About This Item

Share This Item

The AAPG/Datapages Combined Publications Database

AAPG Bulletin

Abstract


Volume: 57 (1973)

Issue: 4. (April)

First Page: 785

Last Page: 786

Title: Caliche Soil Horizons on Oolitic Shoals and Carbonate Mud Mounds in Carboniferous (Newman Limestone) of Eastern Kentucky: ABSTRACT

Author(s): R. F. Inden, J. C. Horne

Article Type: Meeting abstract

Abstract:

A sequence of oolitic calcareous grainstone shoals and calcareous wackestone and packstone-bank and interbank deposits is exposed near Olive Hill, Kentucky. The shoals and banks underwent periods of exposure, as they are capped by beds that represent stages of deposition or caliche weathering in the supratidal zone. The caliche weathering zones are similar to those found on Caribbean Islands and in the southwestern United States.

The first type of caliche zone is analogous to the subaerial crusts of the Caribbean area. These crusts are brecciated, often silicified, laminated calcareous mudstones which formed on and within the shoals and mud mounds. They are present as beds or coat fractures which transect bedding planes. Petrographic characteristics include microbrecciation, grains coated with laminated or dense micrite, extensive micritization, pelletoid fabrics, root tubules, and micrite and yellowish-brown spar cements.

The second caliche type, similar to those of the southwestern United States, is a nodular, brecciated calcareous mudstone that developed from supratidal and intertidal calcareous muds.
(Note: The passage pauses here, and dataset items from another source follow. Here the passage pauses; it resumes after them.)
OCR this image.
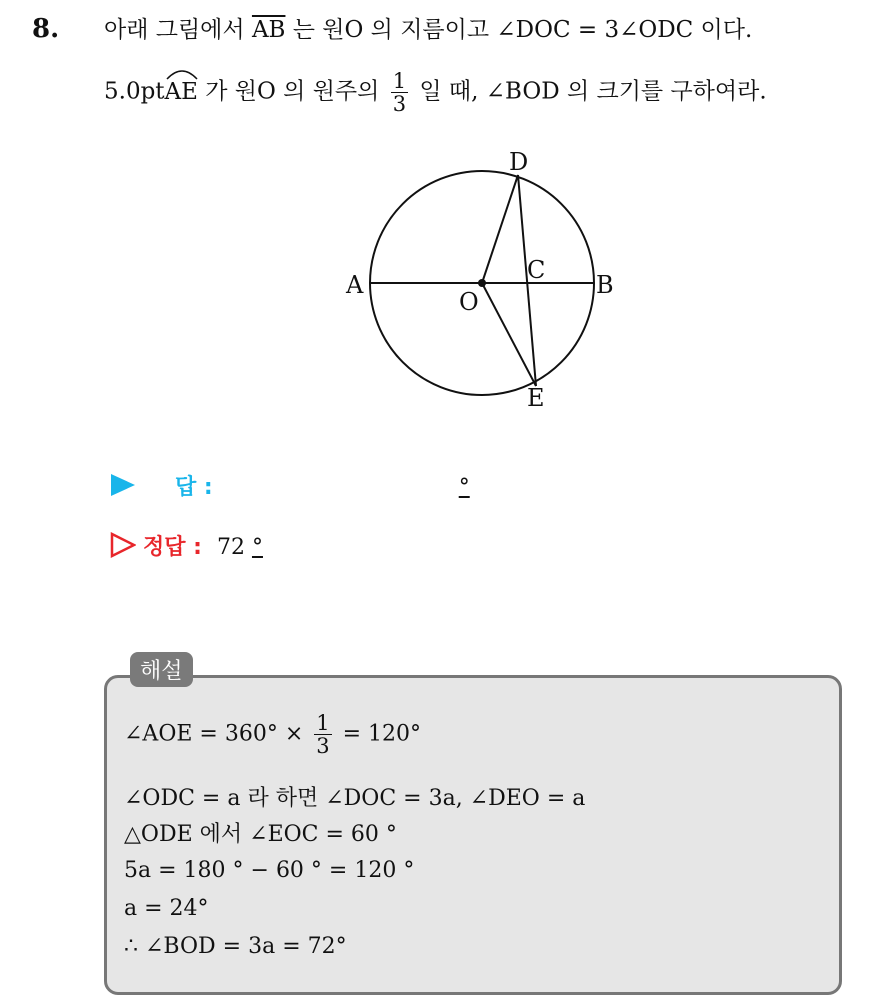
8. 아래 그림에서 $\overline{AB}$ 는 원O 의 지름이고 ∠DOC = 3∠ODC 이다.
5.0pt
AE 가 원O 의 원주의 $\frac{1}{3}$ 일 때, ∠BOD 의 크기를 구하여라.
A	B
C
D
E
O
답 :	°
정답 : 72 °
해설
∠AOE = $360^\circ \times \frac{1}{3} = 120^\circ$
∠ODC = a 라 하면 ∠DOC = 3a, ∠DEO = a
△ODE 에서 ∠EOC = 60 °
5a = 180 ° − 60 ° = 120 °
a = 24°
∴ ∠BOD = 3a = 72°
The basal part of this caliche unit is a fossiliferous, but intensely brecciated, parent rock; this zone grades upward into a nodular sequence which may be capped by a thin-brecciated, laminated crust. Original depositional fabrics have been obliterated in the nodular section; the nodules are composed of microspar containing breccia clasts and root tubules, and are disrupted by subhorizontal fractures. Both caliche types display

End_Page 785------------------------------

desiccation-expansion "teepee" structures. Caliche clasts are reworked into overlying intertidal-supratidal deposits, indicating that weathering occurred near sea level and contemporaneous with offshore deposition.